Wednesday, January 04, 2006

Four stages of life

Hindus divided the life into four stages also called ashramas. Life in this body is estimated as 100 years. Isa Upanishad says, Jijivet shatam shama. - one can have a strong and healthy life for hundred years.

First stage, brahmacharya, first twenty-five years is spent for study, with discipline and self-control. In modern times, study is a life long process with continuing education, board certifications etc.

In the stage of gruhastha, the second twenty-five years one enters the world to work, have family life and to bring excellence to the family and society. Gruhastashrama is considered the foundation of the society, as it is responsible for the other three stages with children going through brahmacharya, parents entering vanaprastha and the sannyasis who have given up the world to teach humanity. With late marriages, divorces and remarriages, there is now a blurred period of gruhastha.

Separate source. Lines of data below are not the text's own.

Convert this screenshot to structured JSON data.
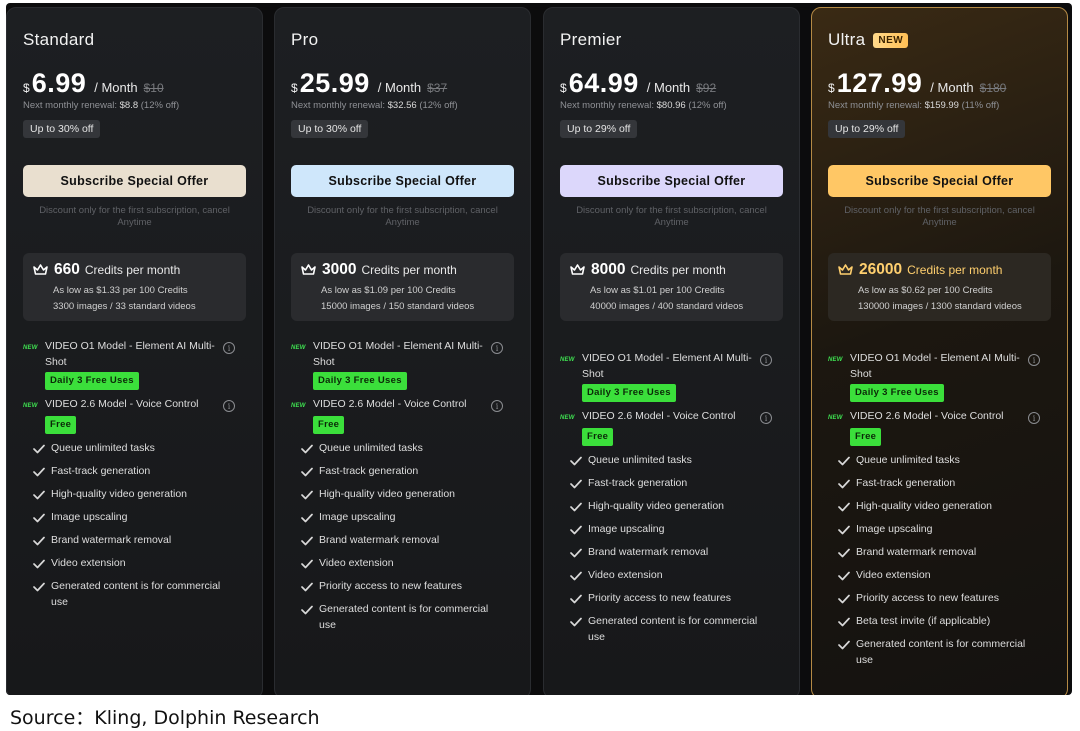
{
  "plans": [
    {
      "name": "Standard",
      "badge": "",
      "currency": "$",
      "price": "6.99",
      "period": "/ Month",
      "old_price": "$10",
      "renewal_label": "Next monthly renewal:",
      "renewal_price": "$8.8",
      "renewal_off": "(12% off)",
      "discount": "Up to 30% off",
      "subscribe_label": "Subscribe Special Offer",
      "subscribe_color": "#e9dfcf",
      "discount_note": "Discount only for the first subscription, cancel Anytime",
      "credits": "660",
      "credits_unit": "Credits per month",
      "credits_rate": "As low as $1.33 per 100 Credits",
      "credits_usage": "3300 images / 33 standard videos",
      "models": [
        {
          "new": "NEW",
          "name": "VIDEO O1 Model - Element AI Multi-Shot",
          "badge": "Daily 3 Free Uses"
        },
        {
          "new": "NEW",
          "name": "VIDEO 2.6 Model - Voice Control",
          "badge": "Free"
        }
      ],
      "features": [
        "Queue unlimited tasks",
        "Fast-track generation",
        "High-quality video generation",
        "Image upscaling",
        "Brand watermark removal",
        "Video extension",
        "Generated content is for commercial use"
      ]
    },
    {
      "name": "Pro",
      "badge": "",
      "currency": "$",
      "price": "25.99",
      "period": "/ Month",
      "old_price": "$37",
      "renewal_label": "Next monthly renewal:",
      "renewal_price": "$32.56",
      "renewal_off": "(12% off)",
      "discount": "Up to 30% off",
      "subscribe_label": "Subscribe Special Offer",
      "subscribe_color": "#cfe7fb",
      "discount_note": "Discount only for the first subscription, cancel Anytime",
      "credits": "3000",
      "credits_unit": "Credits per month",
      "credits_rate": "As low as $1.09 per 100 Credits",
      "credits_usage": "15000 images / 150 standard videos",
      "models": [
        {
          "new": "NEW",
          "name": "VIDEO O1 Model - Element AI Multi-Shot",
          "badge": "Daily 3 Free Uses"
        },
        {
          "new": "NEW",
          "name": "VIDEO 2.6 Model - Voice Control",
          "badge": "Free"
        }
      ],
      "features": [
        "Queue unlimited tasks",
        "Fast-track generation",
        "High-quality video generation",
        "Image upscaling",
        "Brand watermark removal",
        "Video extension",
        "Priority access to new features",
        "Generated content is for commercial use"
      ]
    },
    {
      "name": "Premier",
      "badge": "",
      "currency": "$",
      "price": "64.99",
      "period": "/ Month",
      "old_price": "$92",
      "renewal_label": "Next monthly renewal:",
      "renewal_price": "$80.96",
      "renewal_off": "(12% off)",
      "discount": "Up to 29% off",
      "subscribe_label": "Subscribe Special Offer",
      "subscribe_color": "#dcd7fb",
      "discount_note": "Discount only for the first subscription, cancel Anytime",
      "credits": "8000",
      "credits_unit": "Credits per month",
      "credits_rate": "As low as $1.01 per 100 Credits",
      "credits_usage": "40000 images / 400 standard videos",
      "models": [
        {
          "new": "NEW",
          "name": "VIDEO O1 Model - Element AI Multi-Shot",
          "badge": "Daily 3 Free Uses"
        },
        {
          "new": "NEW",
          "name": "VIDEO 2.6 Model - Voice Control",
          "badge": "Free"
        }
      ],
      "features": [
        "Queue unlimited tasks",
        "Fast-track generation",
        "High-quality video generation",
        "Image upscaling",
        "Brand watermark removal",
        "Video extension",
        "Priority access to new features",
        "Generated content is for commercial use"
      ]
    },
    {
      "name": "Ultra",
      "badge": "NEW",
      "currency": "$",
      "price": "127.99",
      "period": "/ Month",
      "old_price": "$180",
      "renewal_label": "Next monthly renewal:",
      "renewal_price": "$159.99",
      "renewal_off": "(11% off)",
      "discount": "Up to 29% off",
      "subscribe_label": "Subscribe Special Offer",
      "subscribe_color": "#ffc765",
      "discount_note": "Discount only for the first subscription, cancel Anytime",
      "credits": "26000",
      "credits_unit": "Credits per month",
      "credits_rate": "As low as $0.62 per 100 Credits",
      "credits_usage": "130000 images / 1300 standard videos",
      "models": [
        {
          "new": "NEW",
          "name": "VIDEO O1 Model - Element AI Multi-Shot",
          "badge": "Daily 3 Free Uses"
        },
        {
          "new": "NEW",
          "name": "VIDEO 2.6 Model - Voice Control",
          "badge": "Free"
        }
      ],
      "features": [
        "Queue unlimited tasks",
        "Fast-track generation",
        "High-quality video generation",
        "Image upscaling",
        "Brand watermark removal",
        "Video extension",
        "Priority access to new features",
        "Beta test invite (if applicable)",
        "Generated content is for commercial use"
      ]
    }
  ],
  "source": "Source：Kling, Dolphin Research"
}
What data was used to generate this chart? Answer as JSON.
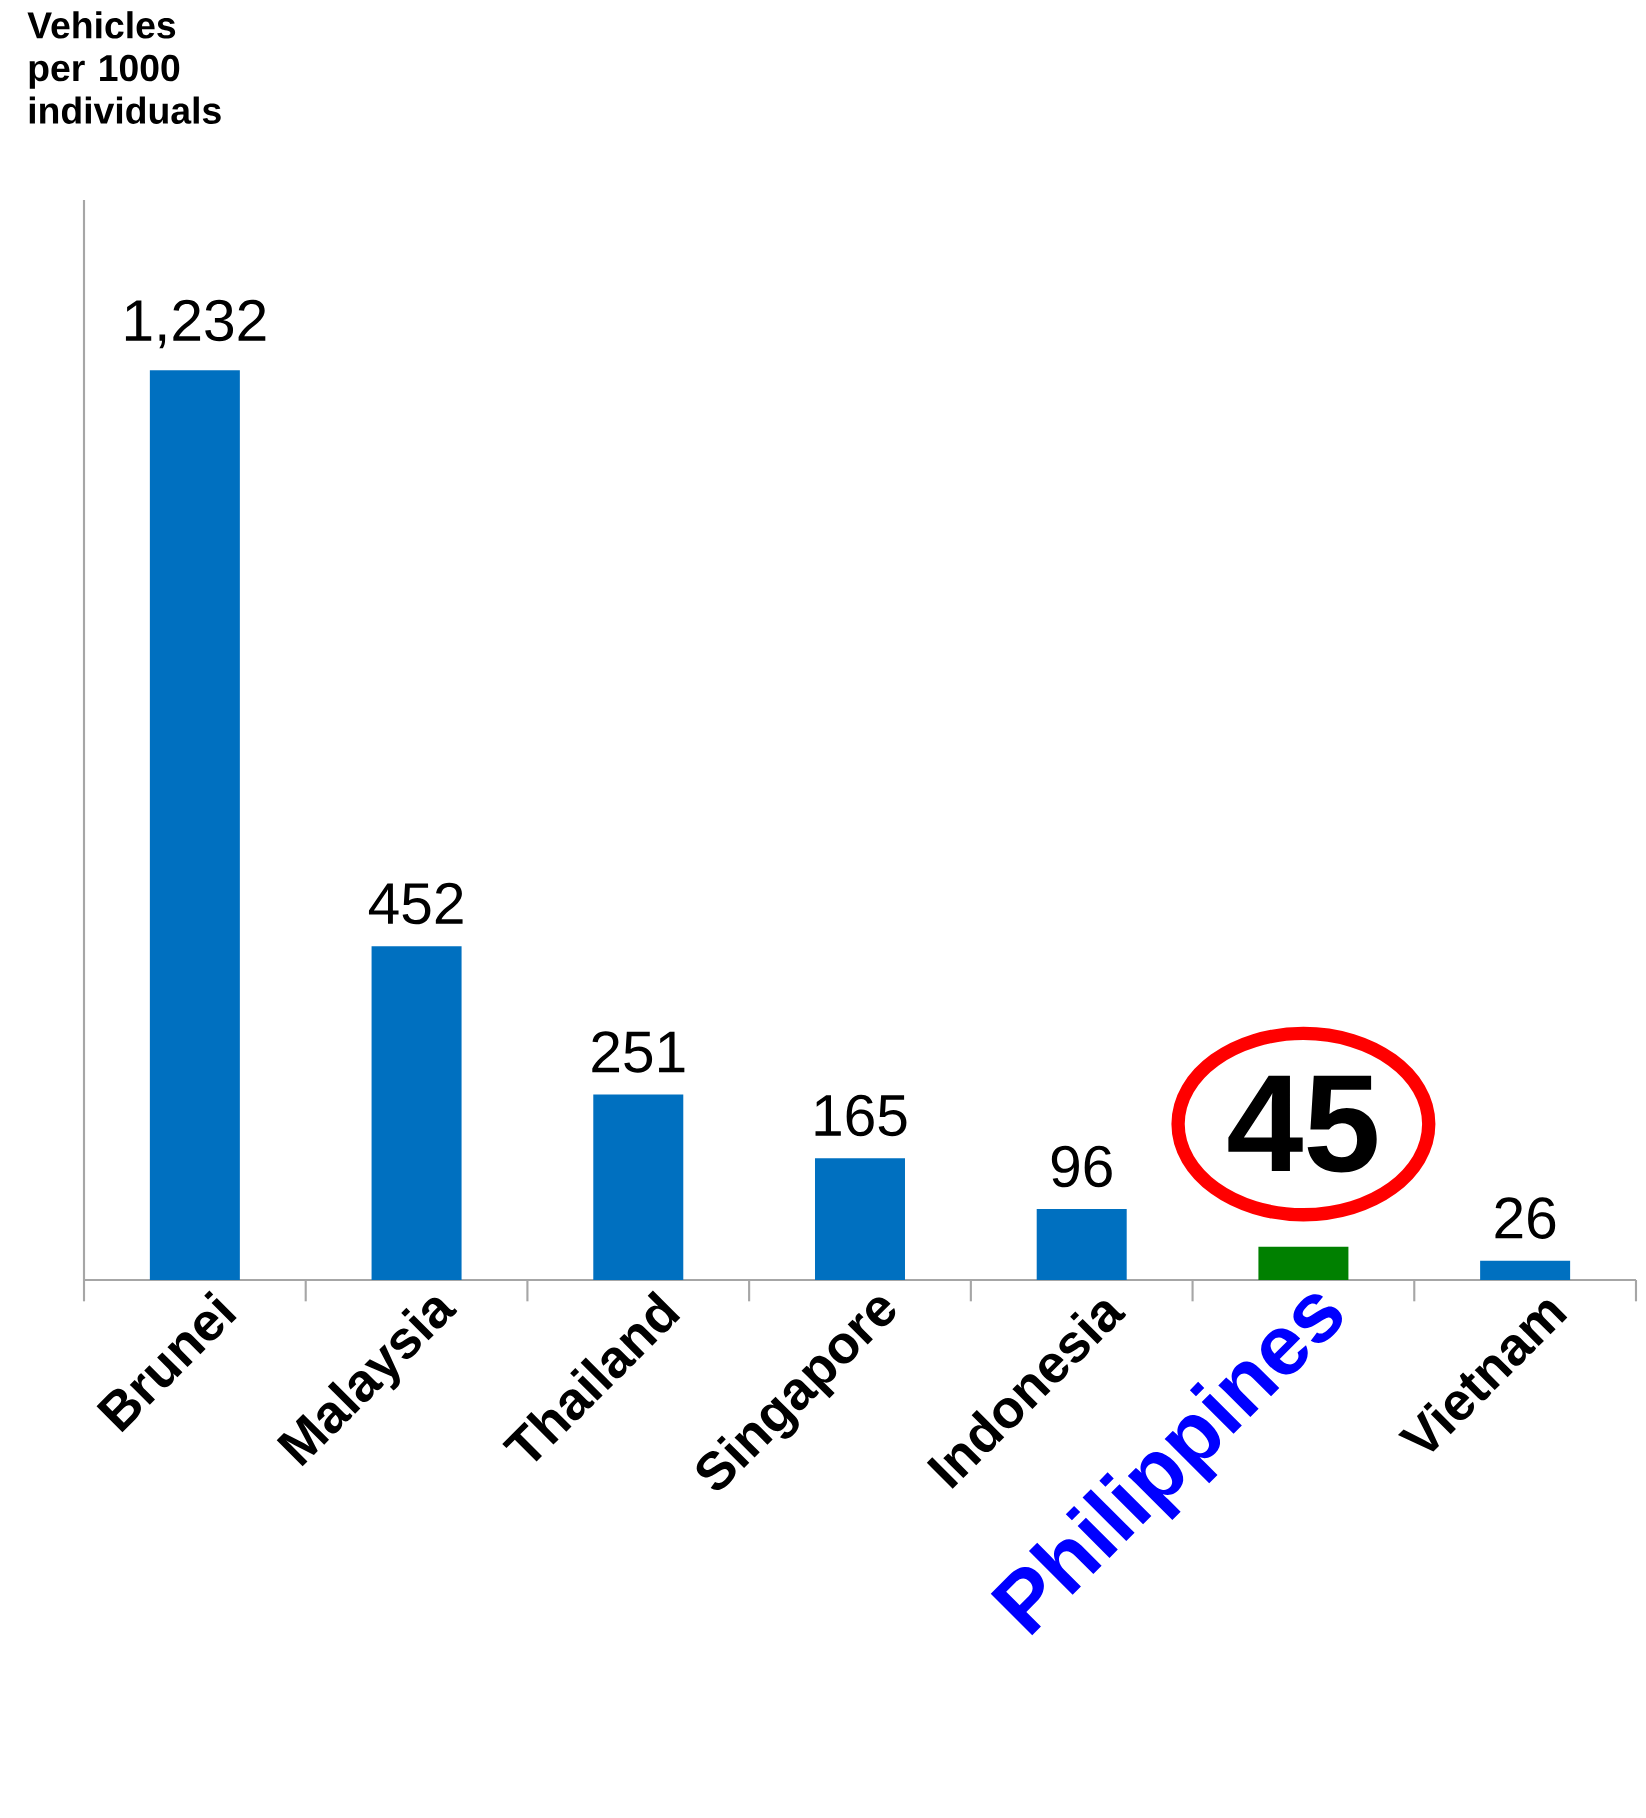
{
  "chart_data": {
    "type": "bar",
    "annotations": [
      "Vehicles per 1000 individuals"
    ],
    "categories": [
      "Brunei",
      "Malaysia",
      "Thailand",
      "Singapore",
      "Indonesia",
      "Philippines",
      "Vietnam"
    ],
    "values": [
      1232,
      452,
      251,
      165,
      96,
      45,
      26
    ],
    "colors": [
      "#0070c0",
      "#0070c0",
      "#0070c0",
      "#0070c0",
      "#0070c0",
      "#008000",
      "#0070c0"
    ],
    "value_labels": [
      "1,232",
      "452",
      "251",
      "165",
      "96",
      "45",
      "26"
    ]
  }
}
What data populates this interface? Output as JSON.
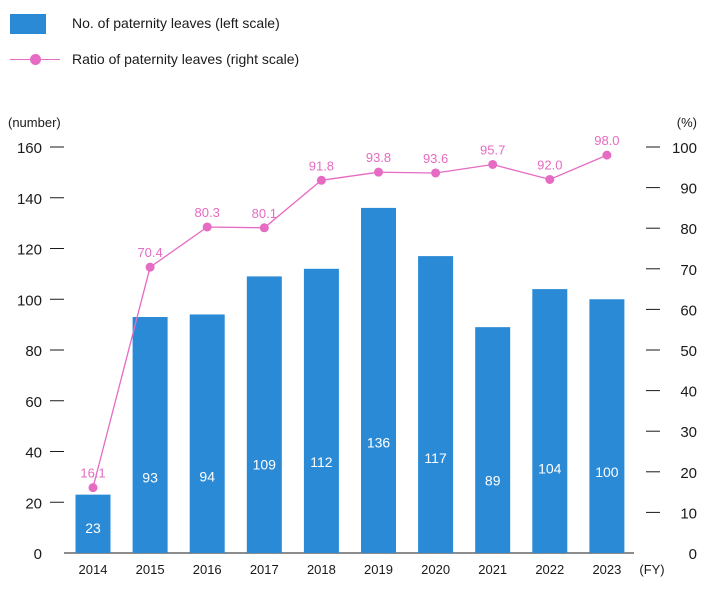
{
  "legend": {
    "bar_label": "No. of paternity leaves (left scale)",
    "line_label": "Ratio of paternity leaves (right scale)"
  },
  "colors": {
    "bar": "#2a8ad6",
    "line": "#e66bc2",
    "bar_text": "#ffffff",
    "axis": "#1a1a1a"
  },
  "chart_data": {
    "type": "bar",
    "categories": [
      "2014",
      "2015",
      "2016",
      "2017",
      "2018",
      "2019",
      "2020",
      "2021",
      "2022",
      "2023"
    ],
    "series": [
      {
        "name": "No. of paternity leaves (left scale)",
        "type": "bar",
        "axis": "left",
        "values": [
          23,
          93,
          94,
          109,
          112,
          136,
          117,
          89,
          104,
          100
        ]
      },
      {
        "name": "Ratio of paternity leaves (right scale)",
        "type": "line",
        "axis": "right",
        "values": [
          16.1,
          70.4,
          80.3,
          80.1,
          91.8,
          93.8,
          93.6,
          95.7,
          92.0,
          98.0
        ],
        "labels": [
          "16.1",
          "70.4",
          "80.3",
          "80.1",
          "91.8",
          "93.8",
          "93.6",
          "95.7",
          "92.0",
          "98.0"
        ]
      }
    ],
    "left_axis": {
      "label": "(number)",
      "ylim": [
        0,
        160
      ],
      "ticks": [
        0,
        20,
        40,
        60,
        80,
        100,
        120,
        140,
        160
      ]
    },
    "right_axis": {
      "label": "(%)",
      "ylim": [
        0,
        100
      ],
      "ticks": [
        0,
        10,
        20,
        30,
        40,
        50,
        60,
        70,
        80,
        90,
        100
      ]
    },
    "x_unit": "(FY)",
    "legend_position": "top-left",
    "grid": false
  }
}
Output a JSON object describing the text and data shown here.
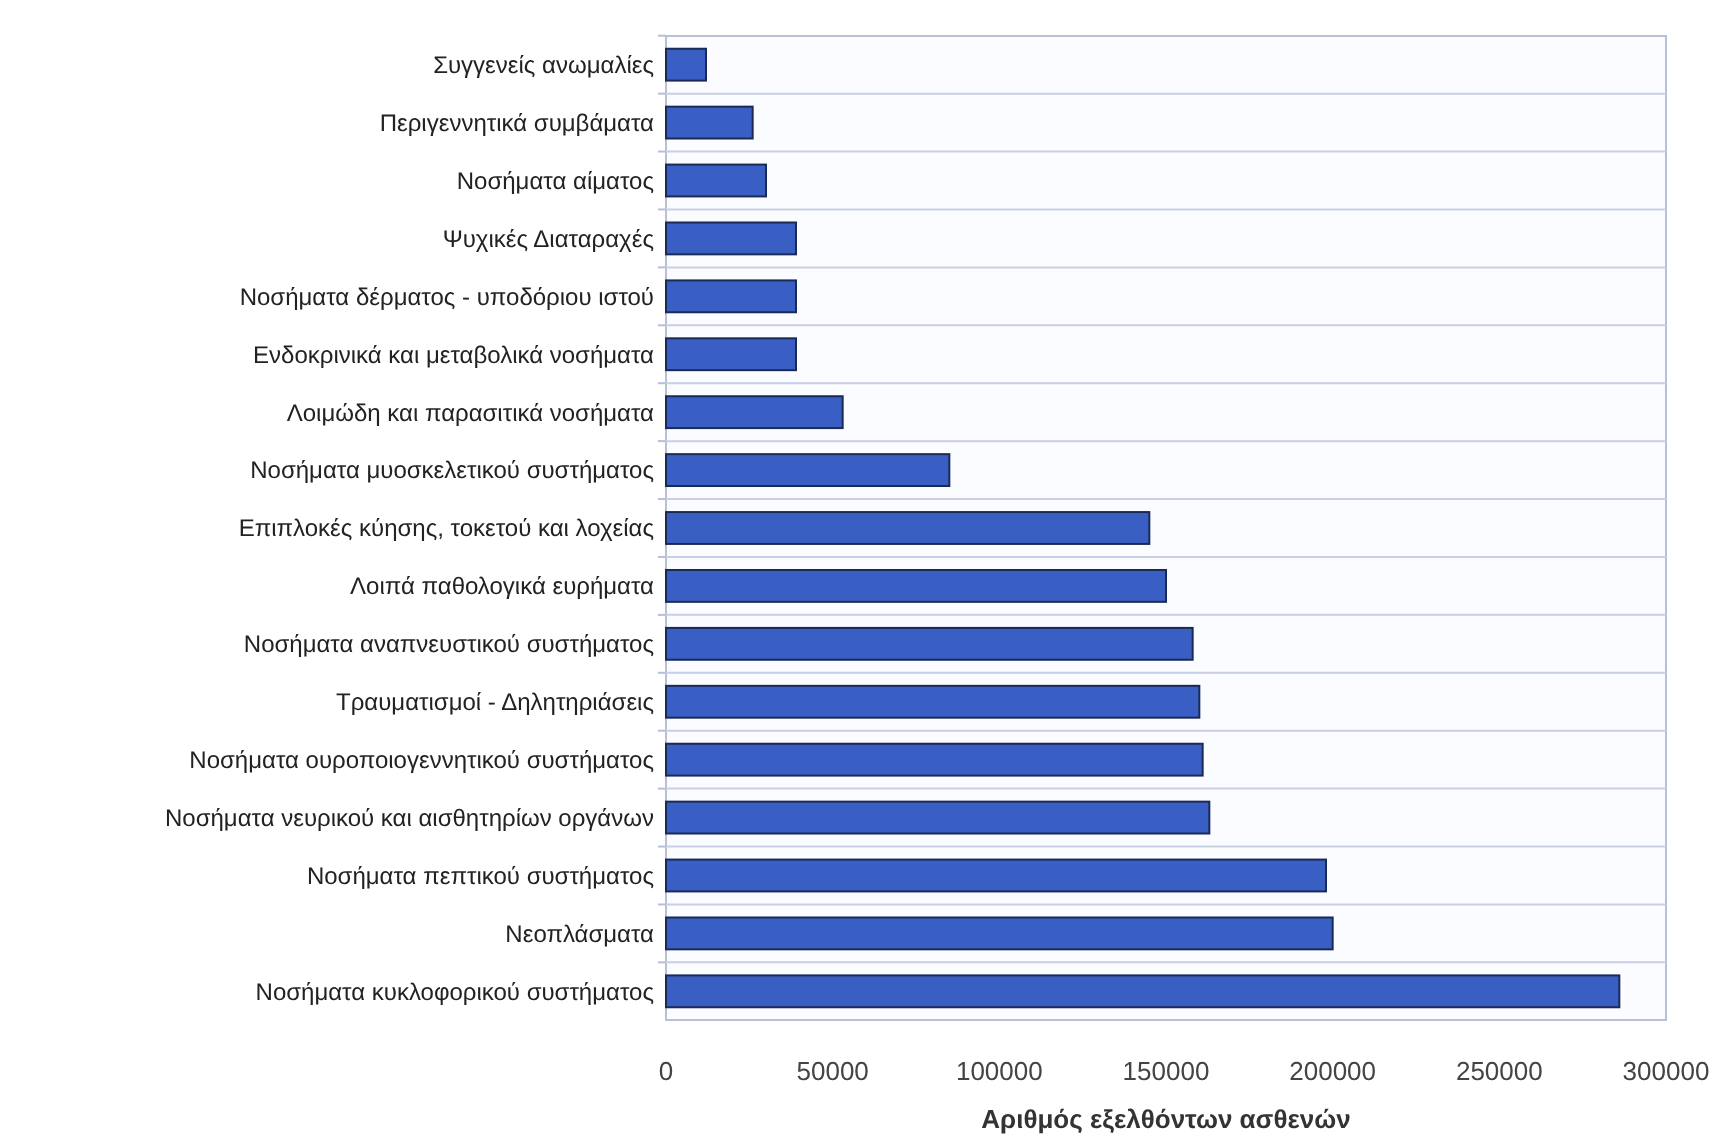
{
  "chart_data": {
    "type": "bar",
    "orientation": "horizontal",
    "categories": [
      "Συγγενείς ανωμαλίες",
      "Περιγεννητικά συμβάματα",
      "Νοσήματα αίματος",
      "Ψυχικές Διαταραχές",
      "Νοσήματα δέρματος - υποδόριου ιστού",
      "Ενδοκρινικά και μεταβολικά νοσήματα",
      "Λοιμώδη και παρασιτικά νοσήματα",
      "Νοσήματα μυοσκελετικού συστήματος",
      "Επιπλοκές κύησης, τοκετού και λοχείας",
      "Λοιπά παθολογικά ευρήματα",
      "Νοσήματα αναπνευστικού συστήματος",
      "Τραυματισμοί - Δηλητηριάσεις",
      "Νοσήματα ουροποιογεννητικού συστήματος",
      "Νοσήματα νευρικού και αισθητηρίων οργάνων",
      "Νοσήματα πεπτικού συστήματος",
      "Νεοπλάσματα",
      "Νοσήματα κυκλοφορικού συστήματος"
    ],
    "values": [
      12000,
      26000,
      30000,
      39000,
      39000,
      39000,
      53000,
      85000,
      145000,
      150000,
      158000,
      160000,
      161000,
      163000,
      198000,
      200000,
      286000
    ],
    "color": "#3a5fc4",
    "xlim": [
      0,
      300000
    ],
    "xticks": [
      0,
      50000,
      100000,
      150000,
      200000,
      250000,
      300000
    ],
    "xlabel": "Αριθμός εξελθόντων ασθενών",
    "grid": "y"
  }
}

The third twenty-five years as vanaprastha were spent in service to humanity – the children are now grown up and you have less responsibility and you can do more social and charitable work. When does this period really start and end? It is not practical as in ancient times for the seniors to go away into forests and lead the life of vanaprastha. It is in fact a continuum of service to the humanity when you are able and willing. There are youngsters who volunteer to serve in the hospitals, elder homes, and community centers when they are still in school. There are many with families, who spend a lot of time in the service of the community. We see many renunciates, leading the life of a sanyasa, yet serving the community with their spiritual teachings.

However, the people in the vanaprastha period are the most suitable to act as a strong support to the young, the married and to the renunciates. They have the experience and knowledge of the world and the wisdom. They can provide the physical and emotional support to the youngsters. Their needs, generally by this stage should have been reduced and they are self-contented. Any work would be done in the name of God without expectations of name and fame. This is their time to pay back to the society.

The remaining twenty-five years should be spent as sanyasa in contemplation and meditation so that the final exit will be peaceful and loving.

Let us take a moment to evaluate what stage we are in. Are we doing our share?